CDI Holders remaining as on the Delisting Date (8 April, 2025) will likely be despatched a personalised request type to permit them to transform their CDIs, if they need, into Shares up till the deadline of the Voluntary Sale Facility.

(b) Promote CDIs on the ASX

CDI Holders might promote their CDIs on the ASX at any time previous to the shut of buying and selling on the Suspension Date (4 April, 2025) by contacting their stockbroker or monetary advisor who can organize the sale. After the Suspension Date, CDI Holders will be unable to promote CDIs on the ASX.

(c) Take part within the Voluntary Sale Facility

Following Delisting, any remaining CDI Holders will likely be despatched an election type to allow them to elect to take part in a voluntary sale facility (“Voluntary Sale Facility”), via which their CDIs will likely be offered, by the dealer appointed by the Firm, within the type of Shares on the Nasdaq or TSX and the sale proceeds remitted to them in Australian {dollars} or New Zealand {dollars}. As well as, CDI Holders who want to obtain their proceeds in different currencies will be capable of enroll in World Wire (a global wire fee service offered by Computershare) to obtain the proceeds of their native forex. The Firm can pay all brokerage and any associated prices, levies or charges related to the sale of Shares on the Nasdaq or TSX in reference to the Voluntary Sale Facility.

(d) Obligatory Sale Course of

The ASX Settlement Working Guidelines grant CHESS Depositary Nominees Pty Restricted an influence of sale over any remaining underlying Shares.

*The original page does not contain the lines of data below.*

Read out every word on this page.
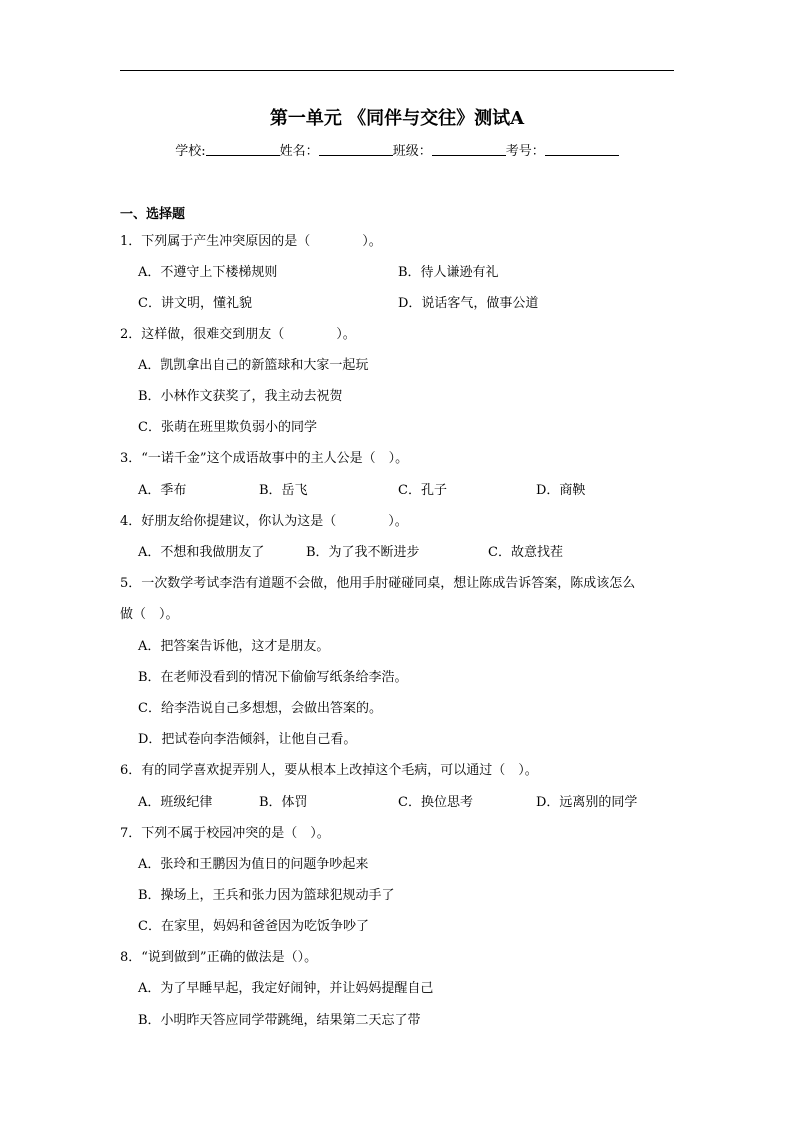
第一单元 《同伴与交往》测试A
学校:	姓名：	班级：	考号：
一、选择题
1．下列属于产生冲突原因的是（　　　　）。
A．不遵守上下楼梯规则	B．待人谦逊有礼
C．讲文明，懂礼貌	D．说话客气，做事公道
2．这样做，很难交到朋友（　　　　）。
A．凯凯拿出自己的新篮球和大家一起玩
B．小林作文获奖了，我主动去祝贺
C．张萌在班里欺负弱小的同学
3．“一诺千金”这个成语故事中的主人公是（　）。
A．季布	B．岳飞	C．孔子	D．商鞅
4．好朋友给你提建议，你认为这是（　　　　）。
A．不想和我做朋友了	B．为了我不断进步	C．故意找茬
5．一次数学考试李浩有道题不会做，他用手肘碰碰同桌，想让陈成告诉答案，陈成该怎么
做（　）。
A．把答案告诉他，这才是朋友。
B．在老师没看到的情况下偷偷写纸条给李浩。
C．给李浩说自己多想想，会做出答案的。
D．把试卷向李浩倾斜，让他自己看。
6．有的同学喜欢捉弄别人，要从根本上改掉这个毛病，可以通过（　）。
A．班级纪律	B．体罚	C．换位思考	D．远离别的同学
7．下列不属于校园冲突的是（　）。
A．张玲和王鹏因为值日的问题争吵起来
B．操场上，王兵和张力因为篮球犯规动手了
C．在家里，妈妈和爸爸因为吃饭争吵了
8．“说到做到”正确的做法是（）。
A．为了早睡早起，我定好闹钟，并让妈妈提醒自己
B．小明昨天答应同学带跳绳，结果第二天忘了带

Accordingly, after closure of the Voluntary Sale Facility, the Firm will set up a obligatory sale course of (“Obligatory Sale Course of”) to facilitate CHESS Depositary Nominees Pty Restricted exercising its energy of sale in respect of the underlying Shares held on behalf of any remaining CDI Holders. In different phrases, the Obligatory Sale Course of will function by default in respect of any remaining CDI Holders who haven’t requested to turn into the registered holder of the underlying Shares on the North American share registers.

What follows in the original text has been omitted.